17. The practice reviews all medications a patient is taking, including prescriptions, over-the-counter medications, and herbal therapies/supplements

18. The practice, on its own or in conjunction with an external organization, has a systematic approach for identifying and coordinating care for patients who receive care in inpatient or outpatient facilities or are transitioning to other care (up to six specific factors)

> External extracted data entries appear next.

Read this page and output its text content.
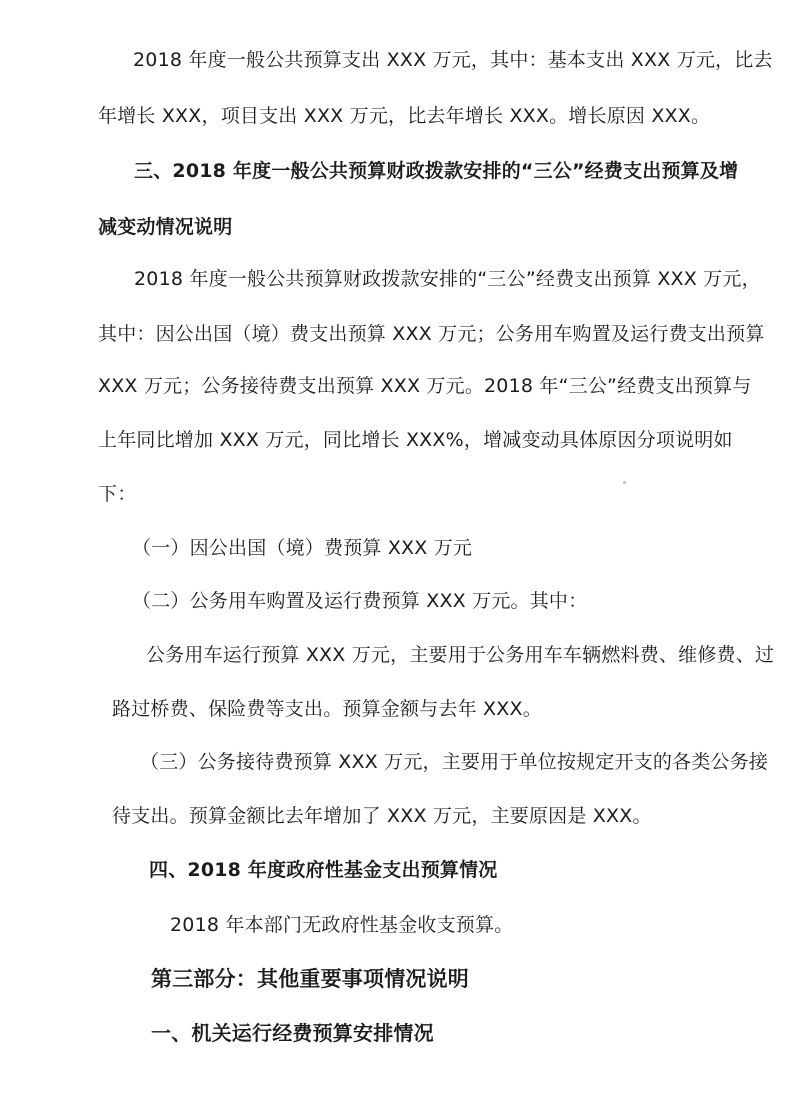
2018 年度一般公共预算支出 XXX 万元，其中：基本支出 XXX 万元，比去
年增长 XXX，项目支出 XXX 万元，比去年增长 XXX。增长原因 XXX。
三、2018 年度一般公共预算财政拨款安排的“三公”经费支出预算及增
减变动情况说明
2018 年度一般公共预算财政拨款安排的“三公”经费支出预算 XXX 万元，
其中：因公出国（境）费支出预算 XXX 万元；公务用车购置及运行费支出预算
XXX 万元；公务接待费支出预算 XXX 万元。2018 年“三公”经费支出预算与
上年同比增加 XXX 万元，同比增长 XXX%，增减变动具体原因分项说明如
下：
（一）因公出国（境）费预算 XXX 万元
（二）公务用车购置及运行费预算 XXX 万元。其中：
公务用车运行预算 XXX 万元，主要用于公务用车车辆燃料费、维修费、过
路过桥费、保险费等支出。预算金额与去年 XXX。
（三）公务接待费预算 XXX 万元，主要用于单位按规定开支的各类公务接
待支出。预算金额比去年增加了 XXX 万元，主要原因是 XXX。
四、2018 年度政府性基金支出预算情况
2018 年本部门无政府性基金收支预算。
第三部分：其他重要事项情况说明
一、机关运行经费预算安排情况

19. The practice reviews posthospitalization medication lists and reconciles with other medications

Clinical information systems

20. The practice uses an electronic system to write prescriptions that can print or send prescriptions elec-tronically; clinicians write prescriptions using electronic prescription reference information at the point of care, including safety alerts that may be generic or specific to the patient (up to eight specific factors); and clinicians engage in cost-efficient prescribing by using a prescription writer that has general automatic alerts for generic drugs or is connected to a payer-specific formulary

21. The practice provides patients/families with access to a Web site that allows electronic communication

22. The practice provides for patient access to personal health information, such as test results or prescription refills, or allows patients to see elements of their medical home and import elements of their medical record into a personal health record

Delivery system redesign

23. The practice measures or receives data on performance, such as clinical processes, clinical outcomes, service data, or patient safety issues, and collects data on patient experience

24. The practice reports performance data to physicians

25. The practice uses performance data to set goals and take action where it identifies a need to improve performance

26. The practice uses electronic information to generate lists of patients and take action to remind patients or clinicians proactively of services needed, such as patients needing clinician review, action or reminders for preventive care, specific tests, or follow-up visits (up to five specific factors)

27. The practice uses a paper-based or electronic system for reminders at the point of care based on guidelines for preventive services, such as screening tests, immunizations, risk assessments, and counseling

28. The practice uses a paper-based or electronic system for reminders at the point of care based on guidelines for chronic care needs

Source

Centers for Medicare & Medicaid Services.